The population gases are divided into equal categories based on their number. Because the gases in each group are comparable, Henry’s constant value for each group is the same. Every gas has its own unique Henry’s law constant. Henry’s law constant for every gas is proportional to the gas concentration in liquid form and partial pressure in the gas phase. Henry’s law states that the amount of dissolved gas in a given volume of liquid is proportional to its partial pressure above the liquid. Each cluster j is analyzed to determine the optimal gas in its class with the highest equilibrium phase. Different ranks of gases are used to identify the optimal gas for the swarm. Equation (2) is used to update Henry’s coefficient:

$$\begin{gathered} H_j \left( {t + 1} \right) = H_j \left( t \right) \times \exp \left( { - C_j \times \left( {\frac{1}{T_t } - \frac{1}{T^\theta }} \right)} \right),T_t = \exp \left( {\frac{ - t}{{{\text{iter}}}}} \right) \hfill \\ H_j \left( t \right) = l_1 \times {\text{rand}}\;\left( {0,1} \right),P_{ij} = l_2 \times {\text{rand}}\;\left( {0,1} \right),C_j = l_3 \times {\text{rand}}\;\left( {0,1} \right) \hfill \\ \end{gathered}$$
(2)

where \(H_j\) denotes Henry’s coefficient of cluster j, T represents temperature, \(T^\theta\) is constant (298.5), \(P_{ij}\) represents partial pressure, Cj denotes enthalpy of dissolution, l1 is constant (0.05), l2 is constant (100), and l3 is constant (0.01). The solubility is updated based on the following equation:

$$S_{i,j} \left( t \right) = K \times H_j \left( {t + 1} \right) \times P_{i,j} \left( t \right)$$
(3)

where \(S_{i,j} \left( t \right)\) denotes gas i’s solubility in cluster j’s, \(P_{i,j}\) represents gas i’s partial pressure in cluster j. The position of gases is updated using the following equation:

$$\begin{aligned} X_{i,j} \left( {t + 1} \right)\; = & \;X_{i,j} \left( t \right) + F \times r \times \gamma \times \left( {X_{i,{\text{best}}} \left( t \right) - X_{i,j} \left( t \right)} \right) + F \times r \times \alpha \times \left( {S_{i,j} \left( t \right) \times X_{i,{\text{best}}} \left( t \right) - X_{i,j} \left( t \right)} \right) \\ \gamma \; = & \;\beta \times \exp \left( { - \frac{{F_{{\text{best}}} \left( t \right) + \varepsilon }}{{F_{i,j} \left( t \right) + \varepsilon }}} \right),\varepsilon = 0.5 \\ \end{aligned}$$
(4)

where \(X_{i,j}\) denotes the position of gas i in cluster j, r is a random constant, t is iteration time, \(X_{i,{\text{best}}} \left( t \right)\) denotes the optimal gas, \(F_{i,j}\) is the objective function of gas i in cluster j, \(X_{i,{\text{best}}} \left( t \right)\) denotes the optimal gas in the group, \(\beta\) is constant, \(F_{{\text{best}}}\) is the objective function of the optimal gas, \(F_{i,j}\) represents the objective function of gas i in cluster j, \(\alpha\) is the effect of other gases on gas i in cluster j equal to 1, and F denotes the flag that alters the search gas’ direction. Finally, Eq. (9) is used to rank and choose the quantity of the worst gases:

$$N_u = N \times \left( {{\text{rand}}\left( {c_2 - c_1 } \right) + c_1 } \right),c_1 = 1,c_2 = 0.2$$
(5)

where \(N_u\) denotes the number of worst gases, and N represents the number of gases.

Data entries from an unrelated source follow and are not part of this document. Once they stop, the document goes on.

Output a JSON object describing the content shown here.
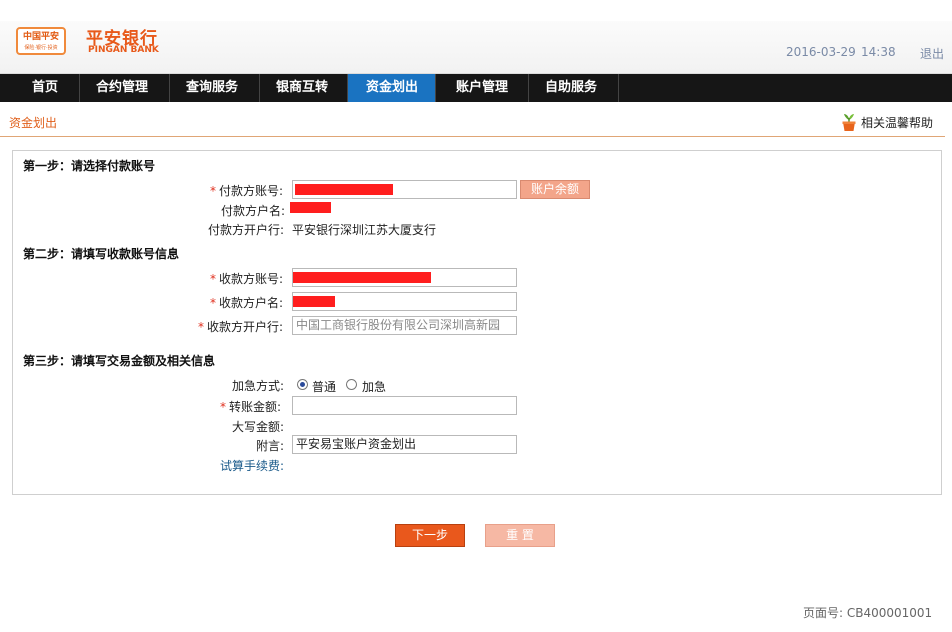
{
  "header": {
    "logo_badge_text": "中国平安",
    "logo_badge_sub": "保险·银行·投资",
    "brand_cn": "平安银行",
    "brand_en": "PINGAN BANK",
    "date": "2016-03-29",
    "time": "14:38",
    "logout": "退出"
  },
  "nav": {
    "items": [
      {
        "label": "首页"
      },
      {
        "label": "合约管理"
      },
      {
        "label": "查询服务"
      },
      {
        "label": "银商互转"
      },
      {
        "label": "资金划出"
      },
      {
        "label": "账户管理"
      },
      {
        "label": "自助服务"
      }
    ],
    "active": "资金划出"
  },
  "breadcrumb": "资金划出",
  "help_label": "相关温馨帮助",
  "step1": {
    "title": "第一步：请选择付款账号",
    "payer_account_label": "付款方账号:",
    "balance_button": "账户余额",
    "payer_name_label": "付款方户名:",
    "payer_bank_label": "付款方开户行:",
    "payer_bank_value": "平安银行深圳江苏大厦支行"
  },
  "step2": {
    "title": "第二步：请填写收款账号信息",
    "payee_account_label": "收款方账号:",
    "payee_name_label": "收款方户名:",
    "payee_bank_label": "收款方开户行:",
    "payee_bank_value": "中国工商银行股份有限公司深圳高新园"
  },
  "step3": {
    "title": "第三步：请填写交易金额及相关信息",
    "urgency_label": "加急方式:",
    "urgency_options": [
      "普通",
      "加急"
    ],
    "urgency_selected": "普通",
    "amount_label": "转账金额:",
    "amount_value": "",
    "amount_upper_label": "大写金额:",
    "note_label": "附言:",
    "note_value": "平安易宝账户资金划出",
    "fee_link": "试算手续费:"
  },
  "required_mark": "*",
  "buttons": {
    "next": "下一步",
    "reset": "重 置"
  },
  "page_number": "页面号: CB400001001",
  "colors": {
    "brand": "#e8591a",
    "nav_bg": "#161616",
    "nav_active": "#1a73c1",
    "redaction": "#ff1e1e"
  }
}
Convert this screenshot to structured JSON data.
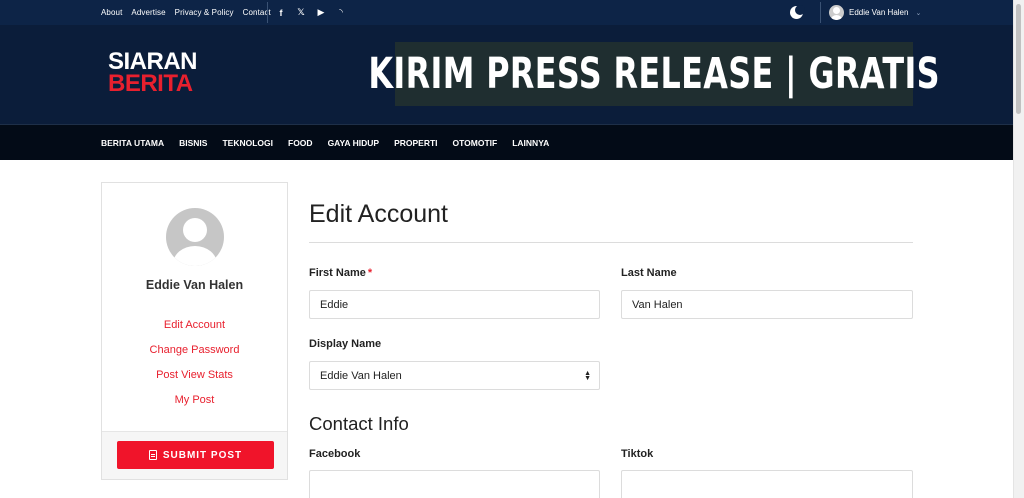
{
  "topbar": {
    "links": [
      "About",
      "Advertise",
      "Privacy & Policy",
      "Contact"
    ],
    "social_icons": [
      "facebook-icon",
      "x-icon",
      "youtube-icon",
      "rss-icon"
    ],
    "social_glyphs": [
      "f",
      "𝕏",
      "▶",
      "◝"
    ],
    "user_name": "Eddie Van Halen",
    "theme_toggle_icon": "moon-icon"
  },
  "header": {
    "logo_line1": "SIARAN",
    "logo_line2": "BERITA",
    "banner_text": "KIRIM PRESS RELEASE | GRATIS"
  },
  "nav": {
    "items": [
      "BERITA UTAMA",
      "BISNIS",
      "TEKNOLOGI",
      "FOOD",
      "GAYA HIDUP",
      "PROPERTI",
      "OTOMOTIF",
      "LAINNYA"
    ]
  },
  "sidebar": {
    "name": "Eddie Van Halen",
    "links": [
      "Edit Account",
      "Change Password",
      "Post View Stats",
      "My Post"
    ],
    "submit_label": "SUBMIT POST"
  },
  "form": {
    "title": "Edit Account",
    "first_name_label": "First Name",
    "required_mark": "*",
    "first_name_value": "Eddie",
    "last_name_label": "Last Name",
    "last_name_value": "Van Halen",
    "display_name_label": "Display Name",
    "display_name_value": "Eddie Van Halen",
    "contact_section": "Contact Info",
    "facebook_label": "Facebook",
    "facebook_value": "",
    "tiktok_label": "Tiktok",
    "tiktok_value": ""
  },
  "colors": {
    "topbar": "#0d2447",
    "header": "#0b1d3a",
    "nav": "#030b17",
    "accent": "#e8202e",
    "button": "#f0142a"
  }
}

Equation (10) is used to update the worst gases’ position:

$$G_{i,j} = G_{\min \left( {i,j} \right)} + r \times \left( {G_{\max \left( {i,j} \right)} - G_{\min \left( {i,j} \right)} } \right)$$
(6)

where \(G_{i,j}\) denotes gas i’s position in cluster j, r is a random number, and \(G_{\max \left( {i,j} \right)}\) and \(G_{\min \left( {i,j} \right)}\) are the bounds of the problem.

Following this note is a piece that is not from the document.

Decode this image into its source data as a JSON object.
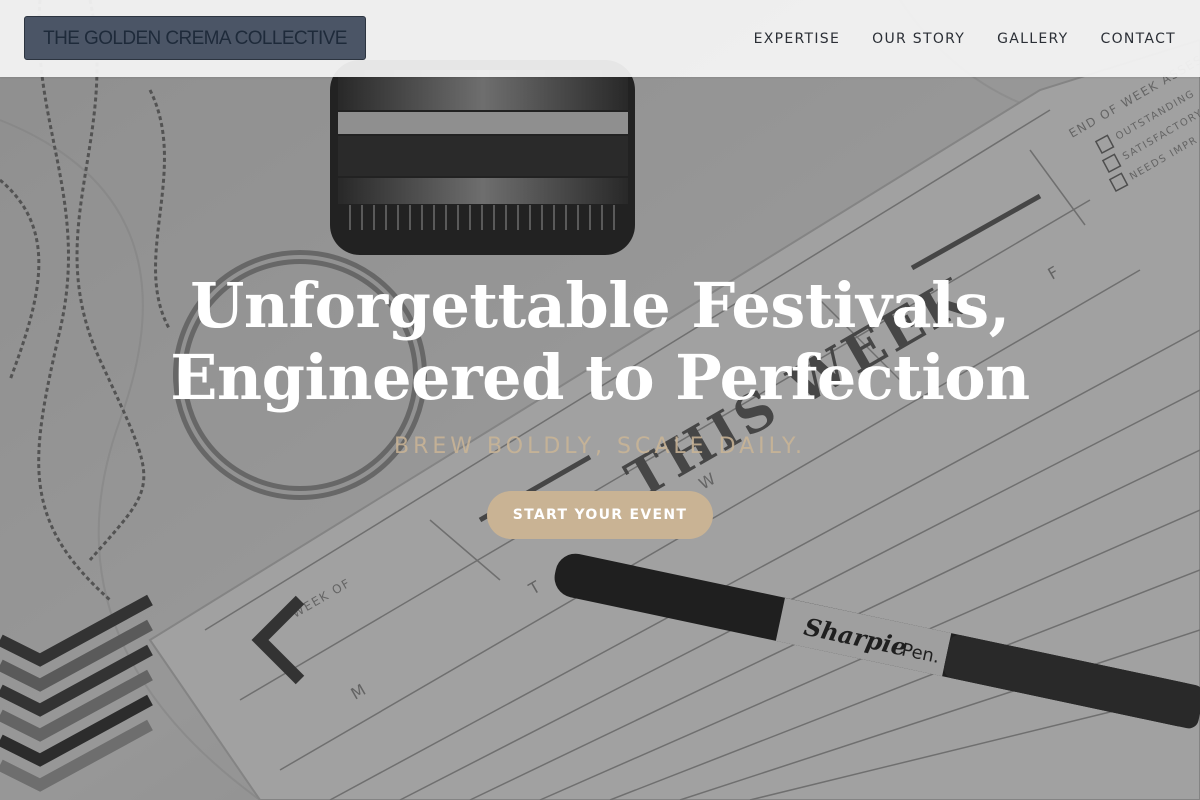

Particle swarm optimization (PSO)

PSO is utilized in various optimization domains and integrated with other algorithms. This algorithm uses particles to determine the optimal solution. The achieved and optimal swarm positions are utilized to identify each particle. Equations (7, 8) change the positions of the particles as follows [39]:

$$v_i^{t + 1} = \omega v_i^t + c_1 r_1 \left( {xBest_i^t - x_i^t } \right) + c_2 r_2 \left( {gBest_i^t - x_i^t } \right)$$
(7)
$$x_i^{t + 1} = x_i^t + v_i^t .t$$
(8)

where \(x{\text{Best}}\) denotes the best particle position, g represents the best group position, \(\omega\) is inertia weight, c1 and c2 are acceleration coefficients, and \(\omega\) denotes the inertia coefficient. PSO’s stochastic features ensure that the solution space is exploited.

Bat algorithm (BA)

The BA is an optimization algorithm based on swarm intelligence introduced by Yang [40]. The algorithm mimics the echolocation behavior of bats.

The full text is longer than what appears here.